Par exemple, en 2014, tous les pays de la région ont été invités à des négociations de paix pour la Syrie à Genève. L’Iran en a été exclu en raison de l’opposition américaine.
Mais depuis, la situation a changé radicalement en Syrie. En janvier de cette année, une nouvelle série de discussions sur la Syrie a eu lieu au Kazakhstan après la chute d’Alep en décembre – une défaite pour les rebelles et une grande victoire pour l’Iran. Cette fois-ci, cependant, ni les États-Unis ni aucun de leurs alliés régionaux n’ont été invités aux négociations de paix. Téhéran s’est opposé à leur participation.
Objectifs révolutionnaires
Deuxièmement, les conservateurs (faction politique dominante en Iran dirigée par l’ayatollah Ali Khamenei, le guide suprême) insistent pour conserver le caractère révolutionnaire du système politique iranien. Il vise à modifier le statu quo dans la région.
L’Iran a mis sur pied une force paramilitaire massive en Syrie, à proximité d’Israël. Ces milices sont susceptibles de rester là, même dans l’ère post-Assad
Cela a le potentiel de déstabiliser les régimes qui sont des alliés des États-Unis, en particulier les territoires sous l’autorités de cheikhs conservateurs dans le golfe Persique, notamment l’Arabie saoudite. Riyad se sent menacé par Téhéran parce que la population chiite saoudienne se concentre principalement dans sa province orientale, qui abrite Ghawar, le plus grand champ pétrolier au monde, et à cause des Houthis, le mouvement chiite zaydite du Yémen, avec lesquels ils sont actuellement en guerre au sud des frontières saoudiennes.
Depuis la sanglante insurrection chiite à Qatif, dans la province orientale, en 1979, laquelle était inspirée par la Révolution iranienne, on recense plusieurs cas d’affrontements entre les chiites saoudiens et la police et les forces anti-émeute saoudiennes, dont certains ont tourné à la fusillade.
Hostilité envers Israël
Cependant, le troisième – et peut-être le plus important – élément responsable des relations conflictuelles entre l’Iran et les États-Unis est la position hostile du gouvernement iranien envers Israël, en raison de facteurs religieux, historiques, politiques et socio-psychologiques profonds.

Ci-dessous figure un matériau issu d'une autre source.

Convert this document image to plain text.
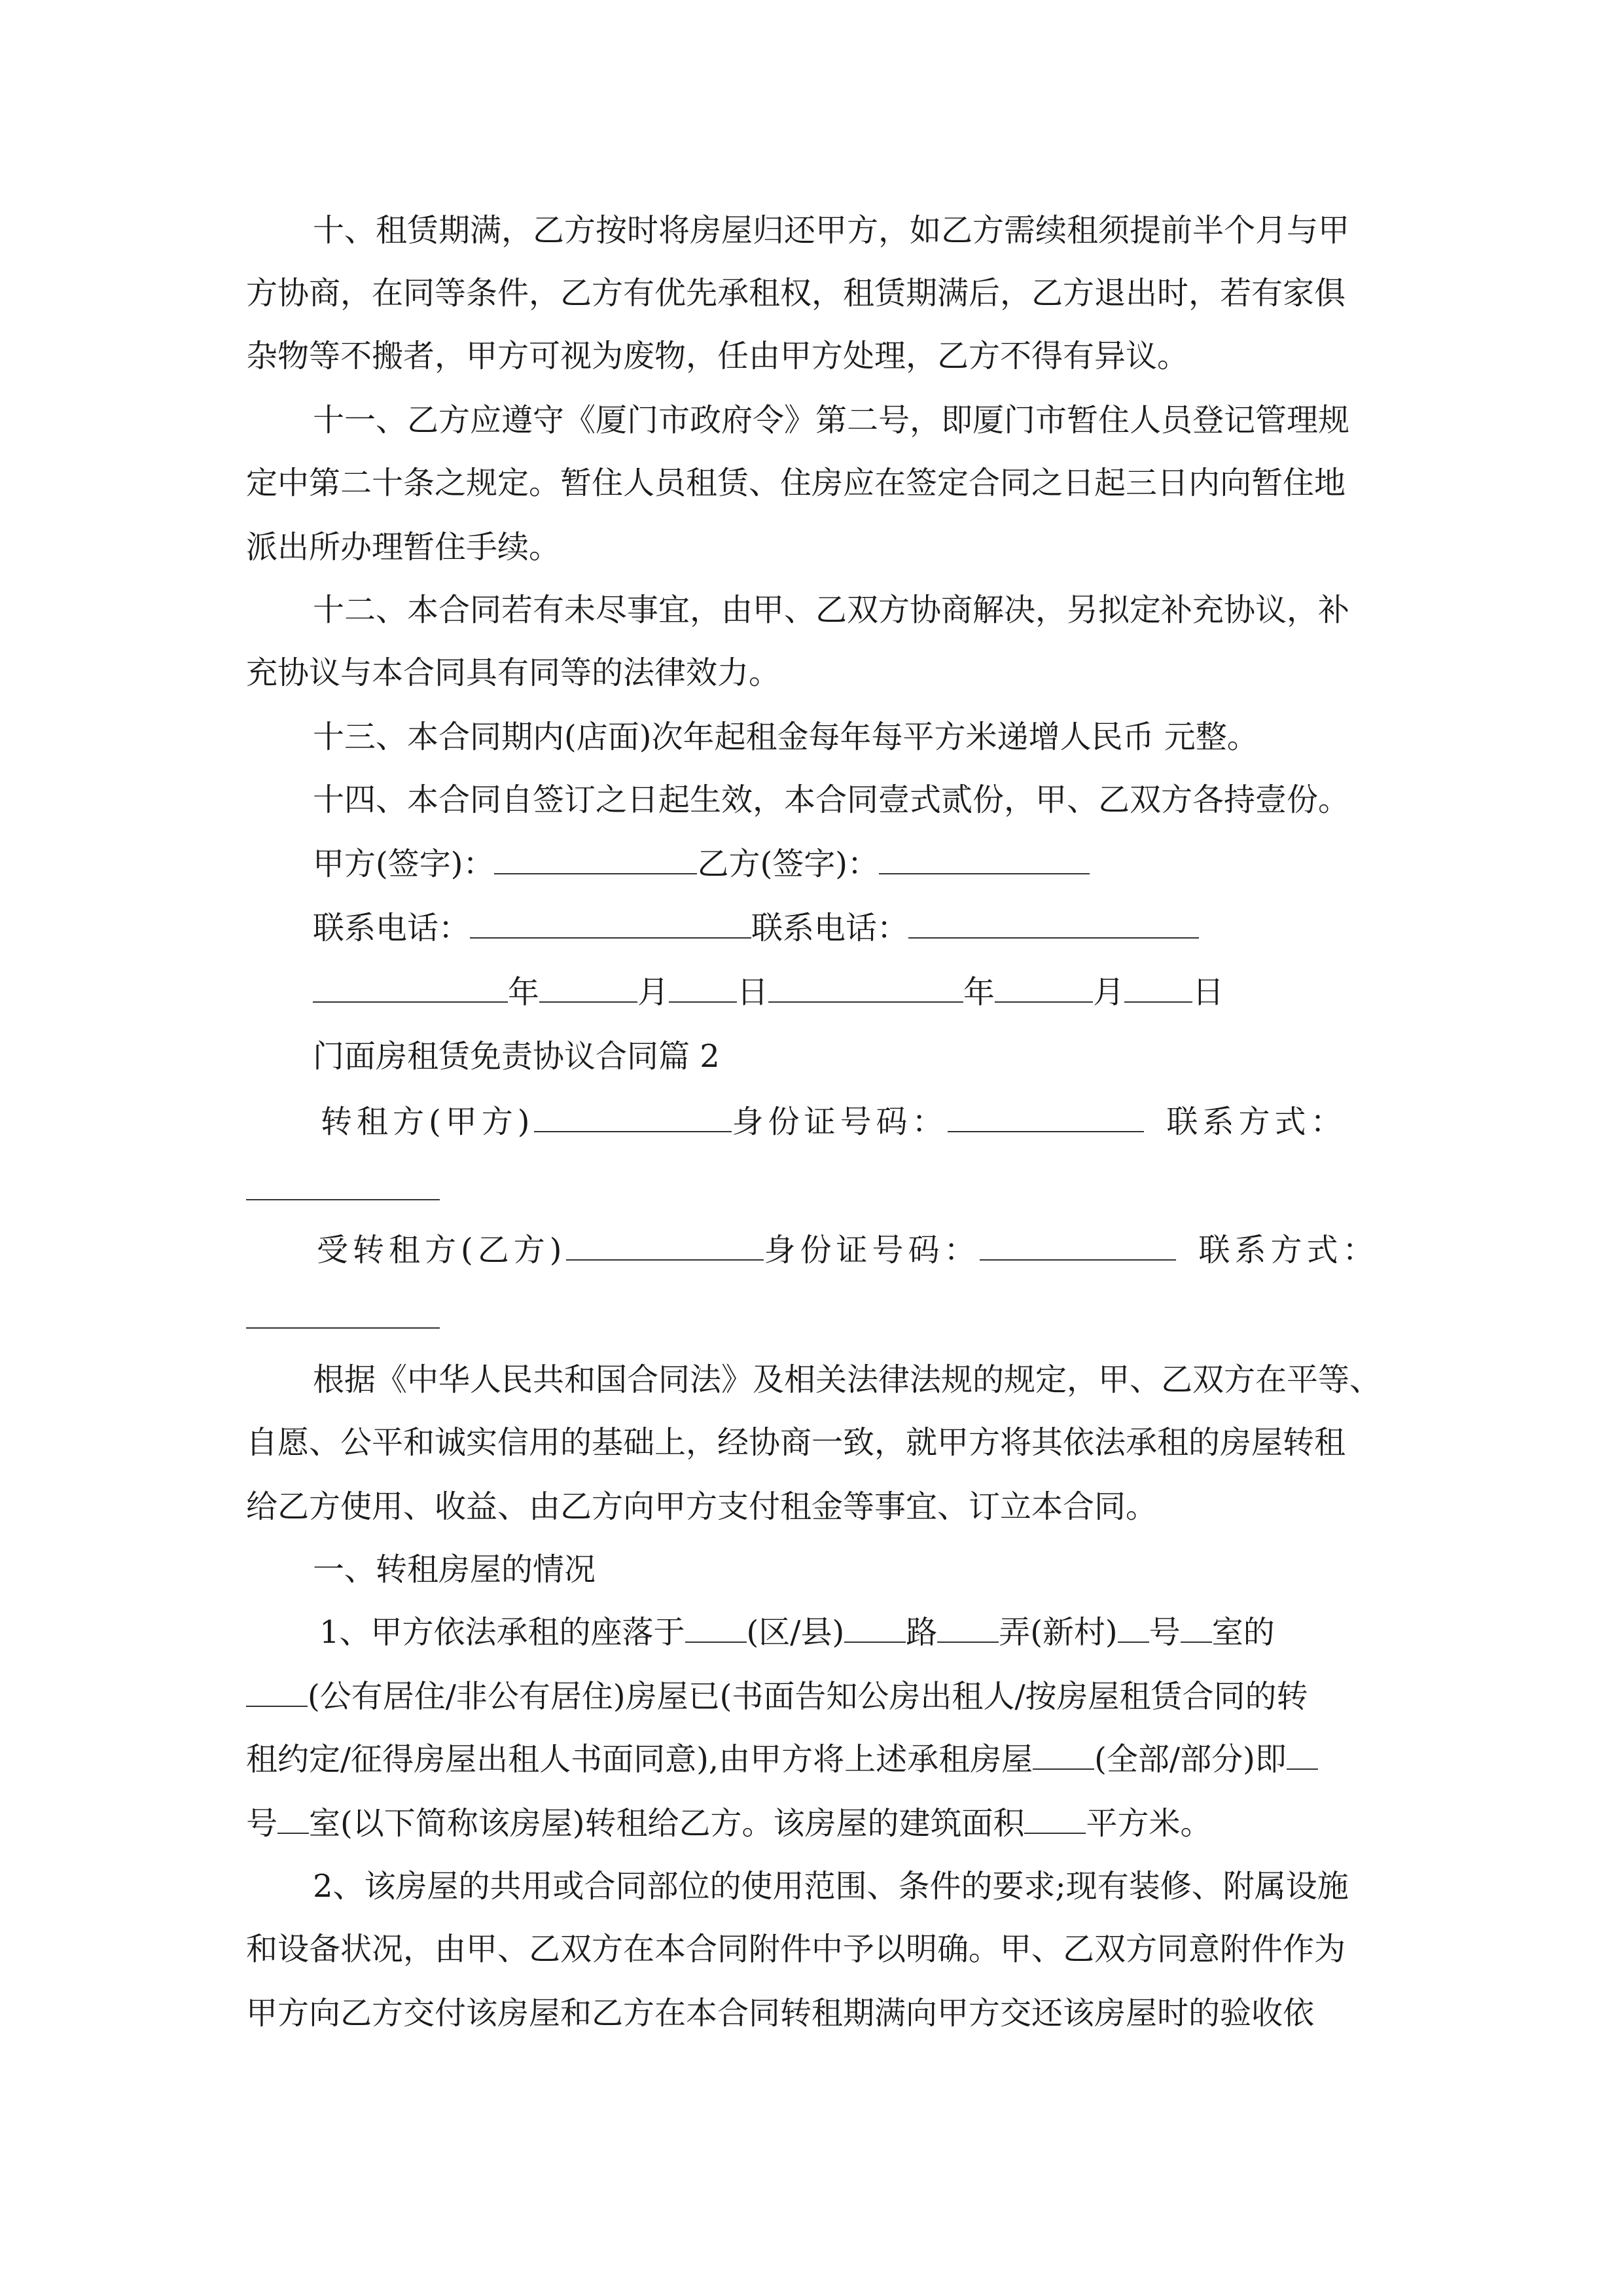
十、租赁期满，乙方按时将房屋归还甲方，如乙方需续租须提前半个月与甲
方协商，在同等条件，乙方有优先承租权，租赁期满后，乙方退出时，若有家俱
杂物等不搬者，甲方可视为废物，任由甲方处理，乙方不得有异议。
十一、乙方应遵守《厦门市政府令》第二号，即厦门市暂住人员登记管理规
定中第二十条之规定。暂住人员租赁、住房应在签定合同之日起三日内向暂住地
派出所办理暂住手续。
十二、本合同若有未尽事宜，由甲、乙双方协商解决，另拟定补充协议，补
充协议与本合同具有同等的法律效力。
十三、本合同期内(店面)次年起租金每年每平方米递增人民币 元整。
十四、本合同自签订之日起生效，本合同壹式贰份，甲、乙双方各持壹份。
甲方(签字)：	乙方(签字)：
联系电话：	联系电话：
年	月 日	年	月 日
门面房租赁免责协议合同篇 2
转租方(甲方)	身份证号码：	联系方式：
受转租方(乙方)	身份证号码：	联系方式：
根据《中华人民共和国合同法》及相关法律法规的规定，甲、乙双方在平等、
自愿、公平和诚实信用的基础上，经协商一致，就甲方将其依法承租的房屋转租
给乙方使用、收益、由乙方向甲方支付租金等事宜、订立本合同。
一、转租房屋的情况
1、甲方依法承租的座落于 (区/县) 路 弄(新村) 号 室的
(公有居住/非公有居住)房屋已(书面告知公房出租人/按房屋租赁合同的转
租约定/征得房屋出租人书面同意),由甲方将上述承租房屋 (全部/部分)即
号 室(以下简称该房屋)转租给乙方。该房屋的建筑面积 平方米。
2、该房屋的共用或合同部位的使用范围、条件的要求;现有装修、附属设施
和设备状况，由甲、乙双方在本合同附件中予以明确。甲、乙双方同意附件作为
甲方向乙方交付该房屋和乙方在本合同转租期满向甲方交还该房屋时的验收依
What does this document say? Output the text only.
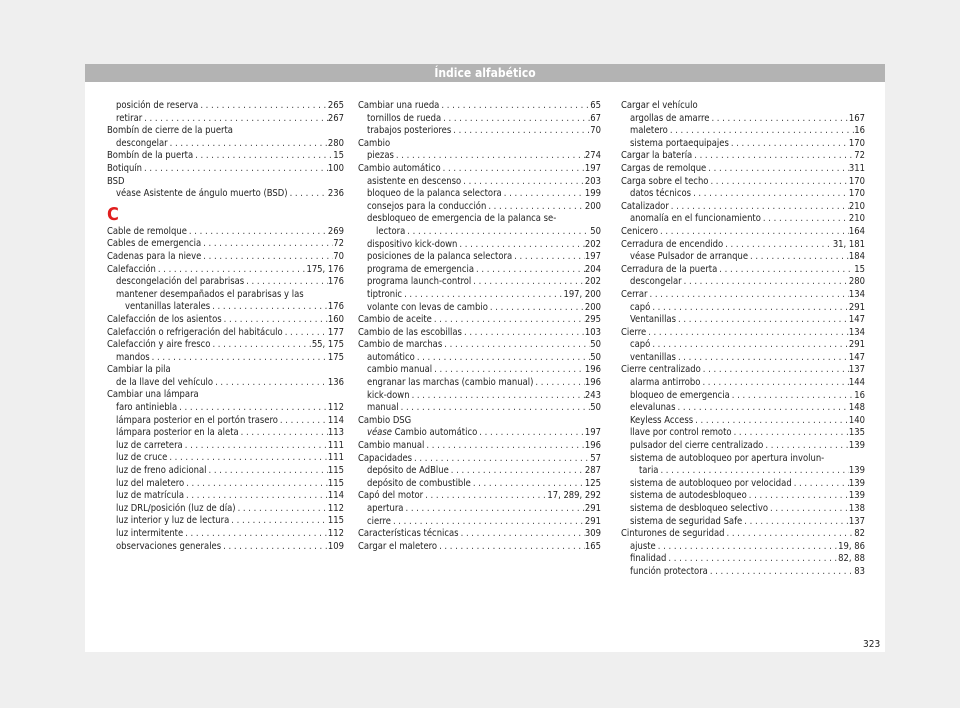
Índice alfabético
posición de reserva . . .	265
retirar . . .	267
Bombín de cierre de la puerta
descongelar . . .	280
Bombín de la puerta . . .	15
Botiquín . . .	100
BSD
véase Asistente de ángulo muerto (BSD) . . .	236
C
Cable de remolque . . .	269
Cables de emergencia . . .	72
Cadenas para la nieve . . .	70
Calefacción . . .	175, 176
descongelación del parabrisas . . .	176
mantener desempañados el parabrisas y las
ventanillas laterales . . .	176
Calefacción de los asientos . . .	160
Calefacción o refrigeración del habitáculo . . .	177
Calefacción y aire fresco . . .	55, 175
mandos . . .	175
Cambiar la pila
de la llave del vehículo . . .	136
Cambiar una lámpara
faro antiniebla . . .	112
lámpara posterior en el portón trasero . . .	114
lámpara posterior en la aleta . . .	113
luz de carretera . . .	111
luz de cruce . . .	111
luz de freno adicional . . .	115
luz del maletero . . .	115
luz de matrícula . . .	114
luz DRL/posición (luz de día) . . .	112
luz interior y luz de lectura . . .	115
luz intermitente . . .	112
observaciones generales . . .	109
Cambiar una rueda . . .	65
tornillos de rueda . . .	67
trabajos posteriores . . .	70
Cambio
piezas . . .	274
Cambio automático . . .	197
asistente en descenso . . .	203
bloqueo de la palanca selectora . . .	199
consejos para la conducción . . .	200
desbloqueo de emergencia de la palanca se-
lectora . . .	50
dispositivo kick-down . . .	202
posiciones de la palanca selectora . . .	197
programa de emergencia . . .	204
programa launch-control . . .	202
tiptronic . . .	197, 200
volante con levas de cambio . . .	200
Cambio de aceite . . .	295
Cambio de las escobillas . . .	103
Cambio de marchas . . .	50
automático . . .	50
cambio manual . . .	196
engranar las marchas (cambio manual) . . .	196
kick-down . . .	243
manual . . .	50
Cambio DSG
véase Cambio automático . . .	197
Cambio manual . . .	196
Capacidades . . .	57
depósito de AdBlue . . .	287
depósito de combustible . . .	125
Capó del motor . . .	17, 289, 292
apertura . . .	291
cierre . . .	291
Características técnicas . . .	309
Cargar el maletero . . .	165
Cargar el vehículo
argollas de amarre . . .	167
maletero . . .	16
sistema portaequipajes . . .	170
Cargar la batería . . .	72
Cargas de remolque . . .	311
Carga sobre el techo . . .	170
datos técnicos . . .	170
Catalizador . . .	210
anomalía en el funcionamiento . . .	210
Cenicero . . .	164
Cerradura de encendido . . .	31, 181
véase Pulsador de arranque . . .	184
Cerradura de la puerta . . .	15
descongelar . . .	280
Cerrar . . .	134
capó . . .	291
Ventanillas . . .	147
Cierre . . .	134
capó . . .	291
ventanillas . . .	147
Cierre centralizado . . .	137
alarma antirrobo . . .	144
bloqueo de emergencia . . .	16
elevalunas . . .	148
Keyless Access . . .	140
llave por control remoto . . .	135
pulsador del cierre centralizado . . .	139
sistema de autobloqueo por apertura involun-
taria . . .	139
sistema de autobloqueo por velocidad . . .	139
sistema de autodesbloqueo . . .	139
sistema de desbloqueo selectivo . . .	138
sistema de seguridad Safe . . .	137
Cinturones de seguridad . . .	82
ajuste . . .	19, 86
finalidad . . .	82, 88
función protectora . . .	83
323
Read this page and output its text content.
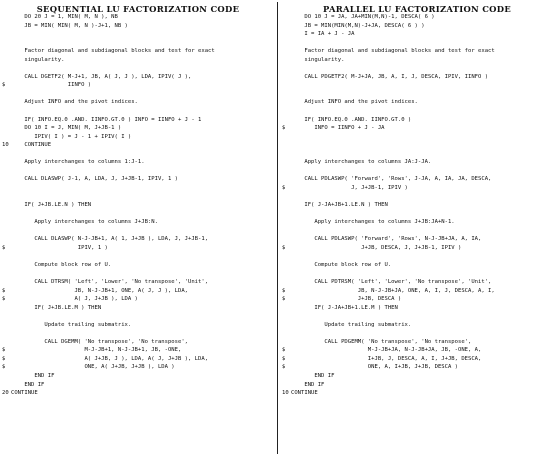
SEQUENTIAL LU FACTORIZATION CODE
DO 20 J = 1, MIN( M, N ), NB
JB = MIN( MIN( M, N )-J+1, NB )
Factor diagonal and subdiagonal blocks and test for exact
singularity.
CALL DGETF2( M-J+1, JB, A( J, J ), LDA, IPIV( J ),
$	IINFO )
Adjust INFO and the pivot indices.
IF( INFO.EQ.0 .AND. IINFO.GT.0 ) INFO = IINFO + J - 1
DO 10 I = J, MIN( M, J+JB-1 )
IPIV( I ) = J - 1 + IPIV( I )
10 CONTINUE
Apply interchanges to columns 1:J-1.
CALL DLASWP( J-1, A, LDA, J, J+JB-1, IPIV, 1 )
IF( J+JB.LE.N ) THEN
Apply interchanges to columns J+JB:N.
CALL DLASWP( N-J-JB+1, A( 1, J+JB ), LDA, J, J+JB-1,
$	IPIV, 1 )
Compute block row of U.
CALL DTRSM( 'Left', 'Lower', 'No transpose', 'Unit',
$	JB, N-J-JB+1, ONE, A( J, J ), LDA,
$	A( J, J+JB ), LDA )
IF( J+JB.LE.M ) THEN
Update trailing submatrix.
CALL DGEMM( 'No transpose', 'No transpose',
$	M-J-JB+1, N-J-JB+1, JB, -ONE,
$	A( J+JB, J ), LDA, A( J, J+JB ), LDA,
$	ONE, A( J+JB, J+JB ), LDA )
END IF
END IF
20 CONTINUE
PARALLEL LU FACTORIZATION CODE
DO 10 J = JA, JA+MIN(M,N)-1, DESCA( 6 )
JB = MIN(MIN(M,N)-J+JA, DESCA( 6 ) )
I = IA + J - JA
Factor diagonal and subdiagonal blocks and test for exact
singularity.
CALL PDGETF2( M-J+JA, JB, A, I, J, DESCA, IPIV, IINFO )
Adjust INFO and the pivot indices.
IF( INFO.EQ.0 .AND. IINFO.GT.0 )
$	INFO = IINFO + J - JA
Apply interchanges to columns JA:J-JA.
CALL PDLASWP( 'Forward', 'Rows', J-JA, A, IA, JA, DESCA,
$	J, J+JB-1, IPIV )
IF( J-JA+JB+1.LE.N ) THEN
Apply interchanges to columns J+JB:JA+N-1.
CALL PDLASWP( 'Forward', 'Rows', N-J-JB+JA, A, IA,
$	J+JB, DESCA, J, J+JB-1, IPIV )
Compute block row of U.
CALL PDTRSM( 'Left', 'Lower', 'No transpose', 'Unit',
$	JB, N-J-JB+JA, ONE, A, I, J, DESCA, A, I,
$	J+JB, DESCA )
IF( J-JA+JB+1.LE.M ) THEN
Update trailing submatrix.
CALL PDGEMM( 'No transpose', 'No transpose',
$	M-J-JB+JA, N-J-JB+JA, JB, -ONE, A,
$	I+JB, J, DESCA, A, I, J+JB, DESCA,
$	ONE, A, I+JB, J+JB, DESCA )
END IF
END IF
10 CONTINUE
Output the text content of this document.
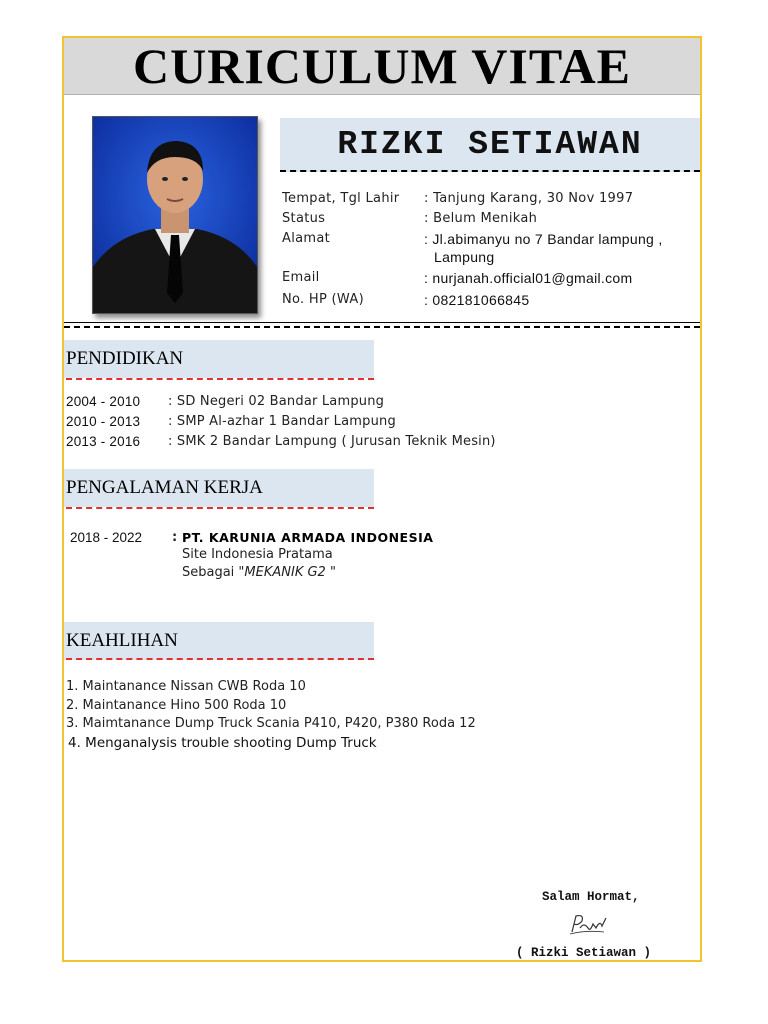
CURICULUM VITAE
RIZKI SETIAWAN
Tempat, Tgl Lahir : Tanjung Karang, 30 Nov 1997
Status	: Belum Menikah
Alamat	: Jl.abimanyu no 7 Bandar lampung ,
Lampung
Email	: nurjanah.official01@gmail.com
No. HP (WA)	: 082181066845
PENDIDIKAN
2004 - 2010 : SD Negeri 02 Bandar Lampung
2010 - 2013 : SMP Al-azhar 1 Bandar Lampung
2013 - 2016 : SMK 2 Bandar Lampung ( Jurusan Teknik Mesin)
PENGALAMAN KERJA
2018 - 2022 : PT. KARUNIA ARMADA INDONESIA
Site Indonesia Pratama
Sebagai "MEKANIK G2 "
KEAHLIHAN
1. Maintanance Nissan CWB Roda 10
2. Maintanance Hino 500 Roda 10
3. Maimtanance Dump Truck Scania P410, P420, P380 Roda 12
4. Menganalysis trouble shooting Dump Truck
Salam Hormat,
( Rizki Setiawan )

Cette situation n’a fait qu’empirer avec le succès de l’Iran en Syrie.
À l’instar du groupe militant libanais Hezbollah et de ses intermédiaires en Irak, l’Iran a mis sur pied une force paramilitaire massive en Syrie, à proximité d’Israël. Ces milices sont tout à fait susceptibles de rester là, même dans l’ère post-Assad. C’est une menace réelle pour la sécurité d’Israël, laquelle constitue l’un des deux piliers qui déterminent la politique américaine dans la région – l’autre étant la nécessité que le pétrole du Moyen-Orient puisse circuler sans interruption.
À ma connaissance, l’opposition du public n’a jamais pu empêcher les gouvernements de faire la guerre
Alors que les États-Unis sont sur la défensive, le gouvernement iranien a renforcé sa position en étendant son programme de missiles balistiques et son soutien inébranlable au Hezbollah au Liban.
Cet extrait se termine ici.